Un mois plus tard. 11 septembre 2011. Le jour n’est pas à la fête. Au Parc des Princes, le Paris SG a du mal à s’imposer face à une modeste équipe de la pointe du Finistère. C’est contre ce club, le plus à l’ouest de France, situé à 5382 kilomètres de Ground Zéro, que Javier Pastore va célébrer son premier but officiel sous ses nouvelles couleurs. Après une belle percée de Jérémy Menez, Javier s’oriente le ballon de l’intérieur du pied gauche avant d’effectuer un petit tir piqué du droit qui laisse planter dans le gazon trois défenseurs bretons et atterrit non loin de la lucarne droite du portier brestois. Néné, Mathieu Bodmer, Kevin Gameiro, Blaise Matuidi, Diego Lugano, Mevlut Erding entre autres vinrent remercier l’artiste pour sa première offrande au peuple Rouge et Bleu. Paris – Brest, 1 – 0. Javier a régalé.

Une semaine plus tard. 18 septembre 2011. Les hommes d’Antoine Kombouaré se déplacent à Annecy pour affronter Evian, Thonon et Gaillard.
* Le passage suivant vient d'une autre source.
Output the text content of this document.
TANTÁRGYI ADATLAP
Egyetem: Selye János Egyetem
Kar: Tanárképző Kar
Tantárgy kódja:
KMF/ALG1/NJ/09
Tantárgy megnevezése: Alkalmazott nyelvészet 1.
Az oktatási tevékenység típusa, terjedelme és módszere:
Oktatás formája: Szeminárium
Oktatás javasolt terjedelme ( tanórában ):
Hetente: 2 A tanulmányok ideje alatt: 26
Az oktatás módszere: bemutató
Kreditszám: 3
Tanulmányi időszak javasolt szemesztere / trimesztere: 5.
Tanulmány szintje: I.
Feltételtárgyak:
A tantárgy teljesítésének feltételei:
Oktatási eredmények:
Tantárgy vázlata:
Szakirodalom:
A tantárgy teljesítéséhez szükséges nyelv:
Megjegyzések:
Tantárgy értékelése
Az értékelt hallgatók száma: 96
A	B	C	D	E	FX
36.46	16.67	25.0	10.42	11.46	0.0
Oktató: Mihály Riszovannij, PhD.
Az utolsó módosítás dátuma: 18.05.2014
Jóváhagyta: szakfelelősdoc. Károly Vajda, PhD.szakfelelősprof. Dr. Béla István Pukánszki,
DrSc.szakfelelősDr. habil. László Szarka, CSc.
Juste avant la mi-temps, Jérémy Ménez, une nouvelle fois, sert Javier Pastore, à quelques mètres de la surface de réparation et dos au but. Rien d’insurmontable pour le phénomène. Il contrôle tranquillement, se retourne sans perdre la balle des pieds, protège son ballon de la semelle, puis il accélère laissant sur place trois défenseurs, avant finalement d’ajuster le gardien d’une frappe croisée qui va finir dans le petit filet opposé. Les parisiens repartiront de Haute-Savoie avec un nul 2 – 2. La France découvre Javier Pastore et comprend vite qu’il pourrait menait le Paris SG en haute altitude…

L’attitude est sobre et éclatante à la fois

Une semaine plus tard, encore. 24 septembre 2011. A Montpellier, Javier Pastore s’offre son premier doublé. Alors que le Paris SG mène déjà 1 – 0, juste avant la mi-temps, Siaka Tiéné d’un centre lointain de la gauche trouve Javier à droite de la surface de réparation. Celui-ci a le temps de voir le ballon arriver. Il se place idéalement, le corps en équilibre. Les mouvements de ses jambes sont parfaits. Le coup de pied est limpide, il coupe la trajectoire du ballon avec force et détermination, le ballon propulsé vers le sol, rebondissant. La reprise de volé est imparable, le ballon part dans le petit filet opposé. Le geste est idéal, l’instant est pur, l’attitude est sobre et éclatante à la fois. 55 minutes plus tard, alors que le match est bientôt terminé, Siaka Tiéné, encore lui, dégage le ballon en direction du but opposé pour s’extirper du pressing montpelliérain. Le très inspiré portier local, Geoffrey Jourdren, sort de sa surface et ne pouvant l’attraper avec les mains … il se fait lober par le ballon. Javier ayant anticipé l’incompétence du gardien, et malgré une tentative de celui-ci d’un plongeon arrière inespéré, Pastore arrive à récupérer le ballon juste avant qu’il ne sorte du terrain afin de le propulser d’un tir croisé et millimétré du pied droit dans le but vide, avec un rebond sur le poteau opposé. Montpellier – Paris SG, 0 – 3.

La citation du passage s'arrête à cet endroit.